Ideally the treatment should comprise professional therapeutic assistance on 5-7 days per week, 1-2 sessions lasting 30-60 minutes per day. Therapy should begin immediately after acute treatment, ideally as part of the in-patient early rehabilitation process, followed by a series of part in-patient and/or outpatient treatments comprising 3-5 therapy sessions per week. After sufficient training and inducting sessions for the patient and/or a member of the family or another third person the therapy may be continued alternatively at home, as long as it is being sufficiently monitored by a professional.
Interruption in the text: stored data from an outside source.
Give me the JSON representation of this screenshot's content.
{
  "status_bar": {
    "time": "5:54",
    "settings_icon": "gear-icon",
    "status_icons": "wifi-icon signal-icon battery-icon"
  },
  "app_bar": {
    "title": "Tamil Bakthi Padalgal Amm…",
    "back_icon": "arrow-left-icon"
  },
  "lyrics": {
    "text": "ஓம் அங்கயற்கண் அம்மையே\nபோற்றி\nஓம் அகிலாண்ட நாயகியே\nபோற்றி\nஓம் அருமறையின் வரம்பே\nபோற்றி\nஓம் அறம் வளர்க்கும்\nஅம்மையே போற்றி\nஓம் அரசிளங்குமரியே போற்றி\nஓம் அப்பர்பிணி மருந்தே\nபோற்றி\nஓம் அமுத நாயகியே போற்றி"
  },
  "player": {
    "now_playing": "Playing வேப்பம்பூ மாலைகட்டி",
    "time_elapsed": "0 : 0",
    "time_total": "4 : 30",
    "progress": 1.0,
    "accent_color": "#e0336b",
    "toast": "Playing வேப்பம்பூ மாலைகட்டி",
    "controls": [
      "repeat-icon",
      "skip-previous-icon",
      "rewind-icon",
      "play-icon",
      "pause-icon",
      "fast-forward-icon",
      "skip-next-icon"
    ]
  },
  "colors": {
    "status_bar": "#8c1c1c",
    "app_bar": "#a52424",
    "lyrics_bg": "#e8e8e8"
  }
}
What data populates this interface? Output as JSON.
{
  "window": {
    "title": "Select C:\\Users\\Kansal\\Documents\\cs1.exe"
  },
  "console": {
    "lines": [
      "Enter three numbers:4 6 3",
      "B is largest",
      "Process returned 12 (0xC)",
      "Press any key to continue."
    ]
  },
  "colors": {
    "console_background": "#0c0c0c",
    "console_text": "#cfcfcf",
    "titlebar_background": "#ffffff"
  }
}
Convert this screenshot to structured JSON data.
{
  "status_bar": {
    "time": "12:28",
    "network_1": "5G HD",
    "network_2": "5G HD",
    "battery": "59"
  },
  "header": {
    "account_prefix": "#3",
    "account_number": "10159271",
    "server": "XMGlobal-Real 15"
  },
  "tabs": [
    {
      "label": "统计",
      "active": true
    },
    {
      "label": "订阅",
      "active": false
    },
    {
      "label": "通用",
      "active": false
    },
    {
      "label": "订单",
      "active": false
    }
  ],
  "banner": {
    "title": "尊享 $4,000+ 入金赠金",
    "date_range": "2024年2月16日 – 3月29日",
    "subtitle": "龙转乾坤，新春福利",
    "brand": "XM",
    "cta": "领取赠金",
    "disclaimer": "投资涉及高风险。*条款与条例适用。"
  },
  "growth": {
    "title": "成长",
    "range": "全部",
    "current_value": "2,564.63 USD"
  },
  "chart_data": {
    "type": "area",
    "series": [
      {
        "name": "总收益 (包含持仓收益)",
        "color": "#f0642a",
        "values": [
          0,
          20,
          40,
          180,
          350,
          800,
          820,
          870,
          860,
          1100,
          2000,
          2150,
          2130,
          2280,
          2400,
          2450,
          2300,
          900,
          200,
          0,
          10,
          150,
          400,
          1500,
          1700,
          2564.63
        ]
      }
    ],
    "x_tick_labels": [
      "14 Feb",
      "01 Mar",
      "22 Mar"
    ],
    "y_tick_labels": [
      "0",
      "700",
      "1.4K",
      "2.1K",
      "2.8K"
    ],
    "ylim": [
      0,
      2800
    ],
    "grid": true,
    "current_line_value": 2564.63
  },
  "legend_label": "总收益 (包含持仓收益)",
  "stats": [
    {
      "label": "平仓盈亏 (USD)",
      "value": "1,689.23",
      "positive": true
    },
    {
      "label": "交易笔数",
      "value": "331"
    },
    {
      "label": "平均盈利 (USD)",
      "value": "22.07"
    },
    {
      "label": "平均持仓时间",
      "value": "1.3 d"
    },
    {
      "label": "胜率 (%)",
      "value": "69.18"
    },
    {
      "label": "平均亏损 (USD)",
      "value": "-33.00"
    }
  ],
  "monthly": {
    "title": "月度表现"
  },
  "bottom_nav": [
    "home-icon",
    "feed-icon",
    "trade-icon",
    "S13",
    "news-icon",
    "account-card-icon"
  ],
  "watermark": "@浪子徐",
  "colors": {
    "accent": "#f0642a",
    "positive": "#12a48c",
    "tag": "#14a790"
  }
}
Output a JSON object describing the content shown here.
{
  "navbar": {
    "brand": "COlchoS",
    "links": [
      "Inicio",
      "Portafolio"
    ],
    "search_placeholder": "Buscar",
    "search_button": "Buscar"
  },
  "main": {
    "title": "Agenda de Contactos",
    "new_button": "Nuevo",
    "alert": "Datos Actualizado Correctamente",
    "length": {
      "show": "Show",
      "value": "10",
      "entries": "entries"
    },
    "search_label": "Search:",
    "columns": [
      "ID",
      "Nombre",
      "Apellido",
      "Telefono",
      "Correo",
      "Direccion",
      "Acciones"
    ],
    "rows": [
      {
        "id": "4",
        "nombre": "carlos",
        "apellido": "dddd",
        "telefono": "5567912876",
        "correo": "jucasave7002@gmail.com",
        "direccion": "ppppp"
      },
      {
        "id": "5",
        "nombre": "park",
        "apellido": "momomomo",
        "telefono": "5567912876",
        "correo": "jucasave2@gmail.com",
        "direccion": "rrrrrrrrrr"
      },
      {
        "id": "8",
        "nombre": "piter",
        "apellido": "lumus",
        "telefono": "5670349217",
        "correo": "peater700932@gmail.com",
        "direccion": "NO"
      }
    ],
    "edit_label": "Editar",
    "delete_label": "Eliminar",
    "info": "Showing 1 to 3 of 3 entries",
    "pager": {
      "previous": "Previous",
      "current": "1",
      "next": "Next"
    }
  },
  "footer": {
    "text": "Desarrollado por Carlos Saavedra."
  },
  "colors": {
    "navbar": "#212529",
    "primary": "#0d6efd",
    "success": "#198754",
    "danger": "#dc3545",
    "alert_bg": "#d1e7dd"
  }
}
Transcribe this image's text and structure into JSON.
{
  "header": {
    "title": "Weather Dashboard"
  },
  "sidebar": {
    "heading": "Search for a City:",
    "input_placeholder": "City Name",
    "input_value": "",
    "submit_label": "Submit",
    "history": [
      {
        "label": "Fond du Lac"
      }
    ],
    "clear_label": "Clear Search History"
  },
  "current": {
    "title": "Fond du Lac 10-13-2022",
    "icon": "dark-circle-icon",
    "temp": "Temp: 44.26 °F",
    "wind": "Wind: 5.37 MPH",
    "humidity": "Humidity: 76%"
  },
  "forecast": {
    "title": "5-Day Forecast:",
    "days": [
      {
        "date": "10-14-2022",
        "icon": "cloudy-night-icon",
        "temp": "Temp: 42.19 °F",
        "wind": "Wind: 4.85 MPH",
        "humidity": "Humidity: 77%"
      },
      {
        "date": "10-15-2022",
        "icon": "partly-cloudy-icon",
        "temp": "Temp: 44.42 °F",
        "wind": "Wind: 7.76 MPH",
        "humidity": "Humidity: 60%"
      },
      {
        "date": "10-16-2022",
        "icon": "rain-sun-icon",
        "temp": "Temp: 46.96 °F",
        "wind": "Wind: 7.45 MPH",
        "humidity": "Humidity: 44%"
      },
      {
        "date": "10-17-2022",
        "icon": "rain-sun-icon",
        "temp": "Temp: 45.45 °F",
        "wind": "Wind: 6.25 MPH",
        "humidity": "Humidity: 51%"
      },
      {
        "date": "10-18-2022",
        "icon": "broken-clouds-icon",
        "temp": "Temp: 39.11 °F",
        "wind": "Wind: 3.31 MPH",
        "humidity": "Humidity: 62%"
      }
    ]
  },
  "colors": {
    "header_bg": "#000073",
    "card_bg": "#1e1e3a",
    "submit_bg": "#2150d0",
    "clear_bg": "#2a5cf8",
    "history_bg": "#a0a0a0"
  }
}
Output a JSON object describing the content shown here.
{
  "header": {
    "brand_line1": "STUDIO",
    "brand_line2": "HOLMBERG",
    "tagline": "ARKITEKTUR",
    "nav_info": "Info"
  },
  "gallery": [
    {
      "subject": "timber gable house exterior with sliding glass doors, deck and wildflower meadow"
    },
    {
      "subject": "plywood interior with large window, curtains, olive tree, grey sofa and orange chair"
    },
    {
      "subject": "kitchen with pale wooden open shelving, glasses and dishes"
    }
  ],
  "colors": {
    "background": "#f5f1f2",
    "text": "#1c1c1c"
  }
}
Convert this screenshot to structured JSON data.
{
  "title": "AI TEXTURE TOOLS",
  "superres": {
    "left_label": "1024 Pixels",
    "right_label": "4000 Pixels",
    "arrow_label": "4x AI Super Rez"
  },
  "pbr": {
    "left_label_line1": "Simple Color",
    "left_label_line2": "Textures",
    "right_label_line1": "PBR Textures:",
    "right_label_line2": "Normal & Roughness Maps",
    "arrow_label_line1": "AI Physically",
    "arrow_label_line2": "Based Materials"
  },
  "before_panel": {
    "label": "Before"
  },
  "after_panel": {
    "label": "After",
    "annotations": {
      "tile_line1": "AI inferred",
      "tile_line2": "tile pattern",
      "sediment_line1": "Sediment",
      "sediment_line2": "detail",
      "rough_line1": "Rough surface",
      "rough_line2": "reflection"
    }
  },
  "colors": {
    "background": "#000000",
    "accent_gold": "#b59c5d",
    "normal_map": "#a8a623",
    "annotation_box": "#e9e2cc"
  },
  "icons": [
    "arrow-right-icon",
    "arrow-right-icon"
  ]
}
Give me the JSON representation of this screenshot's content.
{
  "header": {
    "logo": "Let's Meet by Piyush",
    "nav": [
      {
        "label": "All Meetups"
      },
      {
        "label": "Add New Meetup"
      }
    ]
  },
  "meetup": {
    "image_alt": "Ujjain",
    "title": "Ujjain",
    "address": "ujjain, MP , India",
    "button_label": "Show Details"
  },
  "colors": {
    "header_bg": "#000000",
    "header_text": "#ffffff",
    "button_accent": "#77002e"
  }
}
The therapy should be continued between at least three months and 24 months at the most. In the first year of the therapy a control check should be carried out every three months, in order to establish its success and to decide on indications for further treatments.

After the first year checks will be necessary in six-months intervals. It should be possible to check the professionalism of the therapists. The machine should be able to provide reports on the number and duration of the sessions it has been used for.

Conclusion:
  • The most important knowledge (for example concerning the general effectiveness) has been statistically verified.
  • Some secondary results are currently only apparent as tendencies.
  • Taking both results into account it is strongly suggested to carry out further comprehensive studies and research.